The exit plan of Zimbabwe's embattled President Robert Mugabe is currently being worked out.
Mugabe has been shown in talks with the commander of the country's defense forces, a day after the military seized control of the capital.
Photographs published by the pro-Mugabe Herald newspaper are the first images seen of the veteran leader since he was placed under house arrest Wednesday morning and the military staged an apparent coup. The Herald's editor, Caesar Zvayi, also tweeted the images.
Among the group of people in the photos is a priest, reported earlier to be brokering the talks for a transitional government, and two South African envoys.
Mugabe appears calm in the photos as he talks with army leader Commander General Constantino Chiwenga. The commander warned the President on Monday that the military could intervene after Mugabe dismissed Vice President Emmerson Mnangagwa, triggering the political tumult.
A source at the opposition party Movement for Democratic Change (MDC-T) earlier told CNN that transition talks were underway, claiming that the embattled President's exit was a "done deal."
"There is a transition of power underway and it has tacit agreement from regional powers," the opposition party source told CNN.
Key to any transitional administration will be former Vice President Emmerson Mnangagwa, who was widely tipped to become the country's next leader.

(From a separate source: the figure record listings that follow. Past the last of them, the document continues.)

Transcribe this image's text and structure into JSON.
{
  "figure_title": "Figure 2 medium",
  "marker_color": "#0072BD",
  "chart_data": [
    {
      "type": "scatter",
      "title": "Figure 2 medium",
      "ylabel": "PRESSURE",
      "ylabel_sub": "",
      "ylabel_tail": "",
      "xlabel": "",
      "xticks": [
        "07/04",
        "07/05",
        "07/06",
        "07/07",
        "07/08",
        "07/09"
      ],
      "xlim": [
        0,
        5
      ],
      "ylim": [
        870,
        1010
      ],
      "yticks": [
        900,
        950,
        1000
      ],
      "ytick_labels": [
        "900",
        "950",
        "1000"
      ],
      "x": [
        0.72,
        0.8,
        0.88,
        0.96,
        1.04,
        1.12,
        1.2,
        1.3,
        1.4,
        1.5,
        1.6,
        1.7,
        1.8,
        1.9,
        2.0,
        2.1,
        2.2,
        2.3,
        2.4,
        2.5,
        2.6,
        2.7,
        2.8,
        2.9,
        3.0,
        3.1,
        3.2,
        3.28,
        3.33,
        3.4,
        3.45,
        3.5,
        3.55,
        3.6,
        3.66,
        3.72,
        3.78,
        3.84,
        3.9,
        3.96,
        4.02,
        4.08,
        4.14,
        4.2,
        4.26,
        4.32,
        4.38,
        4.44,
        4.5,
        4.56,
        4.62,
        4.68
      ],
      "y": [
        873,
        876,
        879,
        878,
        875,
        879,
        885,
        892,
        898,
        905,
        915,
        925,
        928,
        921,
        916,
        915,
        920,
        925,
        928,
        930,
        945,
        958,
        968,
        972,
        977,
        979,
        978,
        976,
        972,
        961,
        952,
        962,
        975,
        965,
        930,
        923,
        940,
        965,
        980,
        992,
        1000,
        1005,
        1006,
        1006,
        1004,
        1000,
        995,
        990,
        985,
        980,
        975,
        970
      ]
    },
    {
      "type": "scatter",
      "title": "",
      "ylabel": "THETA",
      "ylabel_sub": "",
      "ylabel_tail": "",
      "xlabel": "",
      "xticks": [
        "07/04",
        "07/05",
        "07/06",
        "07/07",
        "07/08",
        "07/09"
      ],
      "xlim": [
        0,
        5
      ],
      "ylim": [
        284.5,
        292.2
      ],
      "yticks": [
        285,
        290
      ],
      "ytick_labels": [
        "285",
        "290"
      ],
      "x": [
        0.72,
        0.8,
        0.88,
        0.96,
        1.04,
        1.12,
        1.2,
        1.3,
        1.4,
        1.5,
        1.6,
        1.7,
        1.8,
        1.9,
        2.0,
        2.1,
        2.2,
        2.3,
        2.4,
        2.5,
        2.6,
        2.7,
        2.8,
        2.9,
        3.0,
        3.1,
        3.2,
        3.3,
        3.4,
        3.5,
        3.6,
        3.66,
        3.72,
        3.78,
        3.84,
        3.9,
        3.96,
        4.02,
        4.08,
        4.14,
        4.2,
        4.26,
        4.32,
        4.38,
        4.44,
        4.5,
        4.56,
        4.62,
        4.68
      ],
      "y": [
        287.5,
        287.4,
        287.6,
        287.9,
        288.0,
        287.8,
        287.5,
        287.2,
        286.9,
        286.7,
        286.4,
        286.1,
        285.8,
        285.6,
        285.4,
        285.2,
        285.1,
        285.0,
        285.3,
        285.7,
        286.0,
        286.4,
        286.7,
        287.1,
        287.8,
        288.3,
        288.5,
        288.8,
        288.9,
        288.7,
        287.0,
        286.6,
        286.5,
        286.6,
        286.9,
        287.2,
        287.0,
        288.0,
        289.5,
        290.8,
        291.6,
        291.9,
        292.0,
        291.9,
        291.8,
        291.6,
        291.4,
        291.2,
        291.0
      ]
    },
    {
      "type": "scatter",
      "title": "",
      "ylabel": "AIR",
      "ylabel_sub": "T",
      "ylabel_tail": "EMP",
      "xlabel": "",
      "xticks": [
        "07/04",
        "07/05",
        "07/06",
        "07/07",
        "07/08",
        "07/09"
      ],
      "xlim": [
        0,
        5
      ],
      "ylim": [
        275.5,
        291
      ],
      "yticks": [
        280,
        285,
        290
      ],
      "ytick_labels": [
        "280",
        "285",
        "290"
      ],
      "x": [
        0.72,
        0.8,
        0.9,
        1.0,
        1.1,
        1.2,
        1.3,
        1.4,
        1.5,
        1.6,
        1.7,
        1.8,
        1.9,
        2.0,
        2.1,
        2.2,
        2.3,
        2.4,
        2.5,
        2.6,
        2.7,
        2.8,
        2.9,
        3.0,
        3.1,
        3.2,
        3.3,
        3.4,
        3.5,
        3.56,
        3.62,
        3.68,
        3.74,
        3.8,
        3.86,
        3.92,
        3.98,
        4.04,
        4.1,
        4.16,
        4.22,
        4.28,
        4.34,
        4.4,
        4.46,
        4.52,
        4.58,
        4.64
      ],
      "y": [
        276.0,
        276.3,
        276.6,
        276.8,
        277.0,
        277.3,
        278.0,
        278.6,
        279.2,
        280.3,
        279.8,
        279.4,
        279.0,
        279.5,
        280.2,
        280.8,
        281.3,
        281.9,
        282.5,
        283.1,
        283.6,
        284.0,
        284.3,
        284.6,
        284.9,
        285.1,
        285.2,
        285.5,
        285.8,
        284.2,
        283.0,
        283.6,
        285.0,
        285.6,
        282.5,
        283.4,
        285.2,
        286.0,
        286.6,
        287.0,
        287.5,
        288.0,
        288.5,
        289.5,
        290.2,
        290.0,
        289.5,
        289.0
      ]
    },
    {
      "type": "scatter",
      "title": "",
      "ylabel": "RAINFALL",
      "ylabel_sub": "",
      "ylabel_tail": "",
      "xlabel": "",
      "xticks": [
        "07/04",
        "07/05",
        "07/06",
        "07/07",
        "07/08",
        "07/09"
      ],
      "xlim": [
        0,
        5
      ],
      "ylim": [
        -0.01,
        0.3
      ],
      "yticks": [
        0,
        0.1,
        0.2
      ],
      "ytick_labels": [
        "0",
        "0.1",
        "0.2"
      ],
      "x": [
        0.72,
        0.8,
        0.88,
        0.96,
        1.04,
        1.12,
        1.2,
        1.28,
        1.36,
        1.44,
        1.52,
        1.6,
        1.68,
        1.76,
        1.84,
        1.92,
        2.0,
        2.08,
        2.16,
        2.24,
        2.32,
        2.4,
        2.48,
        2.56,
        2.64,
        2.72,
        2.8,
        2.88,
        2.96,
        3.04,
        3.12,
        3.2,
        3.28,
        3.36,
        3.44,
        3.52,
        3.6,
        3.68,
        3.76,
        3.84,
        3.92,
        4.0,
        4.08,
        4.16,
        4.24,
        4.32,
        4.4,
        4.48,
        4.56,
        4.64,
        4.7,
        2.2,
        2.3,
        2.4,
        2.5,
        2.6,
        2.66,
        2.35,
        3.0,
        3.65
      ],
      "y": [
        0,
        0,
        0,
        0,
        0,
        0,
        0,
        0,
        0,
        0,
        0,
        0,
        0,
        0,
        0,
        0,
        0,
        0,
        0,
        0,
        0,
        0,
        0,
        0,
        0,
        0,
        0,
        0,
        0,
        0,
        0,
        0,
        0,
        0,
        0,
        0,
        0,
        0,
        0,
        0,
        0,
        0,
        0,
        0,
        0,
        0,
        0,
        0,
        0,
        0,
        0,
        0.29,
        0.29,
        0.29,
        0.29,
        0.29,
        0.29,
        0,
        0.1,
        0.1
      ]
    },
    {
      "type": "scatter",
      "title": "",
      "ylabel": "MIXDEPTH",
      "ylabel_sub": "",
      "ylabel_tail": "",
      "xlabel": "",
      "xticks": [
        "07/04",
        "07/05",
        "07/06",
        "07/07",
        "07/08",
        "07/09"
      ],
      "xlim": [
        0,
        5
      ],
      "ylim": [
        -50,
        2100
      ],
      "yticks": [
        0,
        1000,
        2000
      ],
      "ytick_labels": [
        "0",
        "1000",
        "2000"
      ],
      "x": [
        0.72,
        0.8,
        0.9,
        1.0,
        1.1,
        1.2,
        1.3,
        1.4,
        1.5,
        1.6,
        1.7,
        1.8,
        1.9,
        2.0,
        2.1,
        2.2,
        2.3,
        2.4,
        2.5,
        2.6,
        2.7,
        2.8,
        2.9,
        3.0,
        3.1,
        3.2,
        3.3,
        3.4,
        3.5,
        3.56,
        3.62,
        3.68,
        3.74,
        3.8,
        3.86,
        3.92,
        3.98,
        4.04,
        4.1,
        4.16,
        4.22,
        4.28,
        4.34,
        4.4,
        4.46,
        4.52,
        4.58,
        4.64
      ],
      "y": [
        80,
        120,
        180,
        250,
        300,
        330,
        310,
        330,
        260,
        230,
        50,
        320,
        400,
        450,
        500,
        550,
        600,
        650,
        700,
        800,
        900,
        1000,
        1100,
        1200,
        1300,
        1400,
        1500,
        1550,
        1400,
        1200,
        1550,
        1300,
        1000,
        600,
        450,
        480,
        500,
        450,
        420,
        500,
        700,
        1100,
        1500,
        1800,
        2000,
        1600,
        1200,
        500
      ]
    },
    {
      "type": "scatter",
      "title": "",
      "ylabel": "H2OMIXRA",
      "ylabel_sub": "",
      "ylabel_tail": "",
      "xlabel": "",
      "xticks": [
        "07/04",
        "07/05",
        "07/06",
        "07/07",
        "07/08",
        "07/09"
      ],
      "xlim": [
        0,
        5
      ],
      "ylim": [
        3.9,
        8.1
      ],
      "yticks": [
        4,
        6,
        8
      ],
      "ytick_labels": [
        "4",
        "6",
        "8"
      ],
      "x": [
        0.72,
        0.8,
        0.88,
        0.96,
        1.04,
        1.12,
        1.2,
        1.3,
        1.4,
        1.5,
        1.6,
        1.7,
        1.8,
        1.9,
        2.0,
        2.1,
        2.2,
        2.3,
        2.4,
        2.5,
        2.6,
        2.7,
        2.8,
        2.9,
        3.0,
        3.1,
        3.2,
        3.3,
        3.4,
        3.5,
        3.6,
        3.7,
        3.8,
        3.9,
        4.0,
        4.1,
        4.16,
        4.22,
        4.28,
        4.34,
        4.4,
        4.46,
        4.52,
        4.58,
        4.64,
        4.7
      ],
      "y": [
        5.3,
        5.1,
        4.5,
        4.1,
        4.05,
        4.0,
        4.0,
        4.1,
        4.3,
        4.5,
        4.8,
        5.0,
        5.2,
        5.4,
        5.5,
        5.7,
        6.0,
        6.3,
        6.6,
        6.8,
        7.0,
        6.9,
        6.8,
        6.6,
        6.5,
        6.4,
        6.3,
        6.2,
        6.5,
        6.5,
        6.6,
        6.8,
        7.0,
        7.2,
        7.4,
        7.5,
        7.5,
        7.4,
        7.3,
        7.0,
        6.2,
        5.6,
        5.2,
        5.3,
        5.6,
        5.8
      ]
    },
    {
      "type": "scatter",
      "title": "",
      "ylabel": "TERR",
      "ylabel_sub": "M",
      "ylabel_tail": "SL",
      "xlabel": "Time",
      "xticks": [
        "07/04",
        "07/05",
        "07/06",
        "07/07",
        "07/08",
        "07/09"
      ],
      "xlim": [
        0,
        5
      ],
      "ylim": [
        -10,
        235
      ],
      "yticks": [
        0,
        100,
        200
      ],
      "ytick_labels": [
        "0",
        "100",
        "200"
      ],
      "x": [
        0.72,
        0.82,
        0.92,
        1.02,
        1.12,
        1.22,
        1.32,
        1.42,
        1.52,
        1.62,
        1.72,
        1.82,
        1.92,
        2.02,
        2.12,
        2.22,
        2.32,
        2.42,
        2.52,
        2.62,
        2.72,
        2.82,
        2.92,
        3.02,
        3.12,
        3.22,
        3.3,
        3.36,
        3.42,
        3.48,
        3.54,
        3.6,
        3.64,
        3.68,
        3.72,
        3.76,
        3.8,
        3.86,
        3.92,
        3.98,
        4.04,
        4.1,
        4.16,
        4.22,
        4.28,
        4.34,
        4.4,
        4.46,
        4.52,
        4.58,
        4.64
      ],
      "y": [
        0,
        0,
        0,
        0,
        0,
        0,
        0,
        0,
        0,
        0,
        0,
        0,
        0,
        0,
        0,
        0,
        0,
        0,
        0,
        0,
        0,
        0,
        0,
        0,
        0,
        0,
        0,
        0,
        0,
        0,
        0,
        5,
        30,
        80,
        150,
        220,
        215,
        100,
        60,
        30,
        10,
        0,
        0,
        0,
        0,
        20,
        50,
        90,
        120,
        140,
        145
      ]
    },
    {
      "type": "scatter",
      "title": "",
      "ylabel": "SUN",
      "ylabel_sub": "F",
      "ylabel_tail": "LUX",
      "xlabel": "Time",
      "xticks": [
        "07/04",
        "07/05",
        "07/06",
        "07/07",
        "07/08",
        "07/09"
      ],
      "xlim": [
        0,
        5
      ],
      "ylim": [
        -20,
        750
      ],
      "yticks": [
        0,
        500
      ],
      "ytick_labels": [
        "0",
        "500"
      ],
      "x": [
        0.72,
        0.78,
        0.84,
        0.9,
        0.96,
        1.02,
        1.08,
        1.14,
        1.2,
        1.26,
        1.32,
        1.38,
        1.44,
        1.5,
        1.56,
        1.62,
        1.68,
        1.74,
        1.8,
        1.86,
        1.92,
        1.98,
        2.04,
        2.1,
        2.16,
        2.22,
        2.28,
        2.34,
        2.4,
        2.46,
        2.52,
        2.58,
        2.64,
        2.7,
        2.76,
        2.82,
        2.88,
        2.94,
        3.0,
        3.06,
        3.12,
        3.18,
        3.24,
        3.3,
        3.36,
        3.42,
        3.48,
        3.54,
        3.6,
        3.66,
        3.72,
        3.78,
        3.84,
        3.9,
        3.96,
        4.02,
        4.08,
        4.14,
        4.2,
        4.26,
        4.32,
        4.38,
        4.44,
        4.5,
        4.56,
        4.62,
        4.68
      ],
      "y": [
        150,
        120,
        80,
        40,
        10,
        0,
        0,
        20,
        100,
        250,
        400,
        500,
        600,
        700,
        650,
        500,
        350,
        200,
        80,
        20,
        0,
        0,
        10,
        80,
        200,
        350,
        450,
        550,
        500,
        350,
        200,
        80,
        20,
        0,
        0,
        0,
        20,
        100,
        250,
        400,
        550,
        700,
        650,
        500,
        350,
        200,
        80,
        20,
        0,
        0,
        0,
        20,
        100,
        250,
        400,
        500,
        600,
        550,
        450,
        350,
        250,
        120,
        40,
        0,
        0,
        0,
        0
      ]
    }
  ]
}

Mnangagwa remains one of the most powerful figures in the country and derives much of his support from the military.
His dismissal fueled speculation that Mugabe was clearing the way for his wife, Grace, to take over the presidency in the event of his retirement or death. Mnangagwa has not been sighted in Harare since he was fired and his whereabouts are still unknown.
A crucial issue in the talks will be whether Mugabe will be allowed to serve out the rest of his term ahead of next year's vote.
The MDC-T will also be looking to seize the opportunity the political upheaval has presented. The party's leader, Morgan Tsvangirai, returned to Harare after Wednesday's events. He had spent time abroad for cancer treatment.
Tsvangirai called on Mugabe to resign yesterday, but was cautious in public about his future role.
Despite the opportunity the turmoil presents for him, Tsvangirai called the military takeover "unconstitutional" and questioned whether a transitional government was even the right approach.
Opposition officials told the media they believed Mugabe would resign today, allowing Mnangagwa to be appointed president, with Morgan Tsvangirai, the leader of the opposition Movement for Democratic Change (MDC) party, serving as prime minister in a transitional government that would have a three- to five-year term. The outgoing president and his family would be offered protection in his retirement, though Grace Mugabe is expected to leave Zimbabwe.
Members of the first lady's G40 faction, who were detained during the military takeover, would be prosecuted in accordance with the law, the officials said.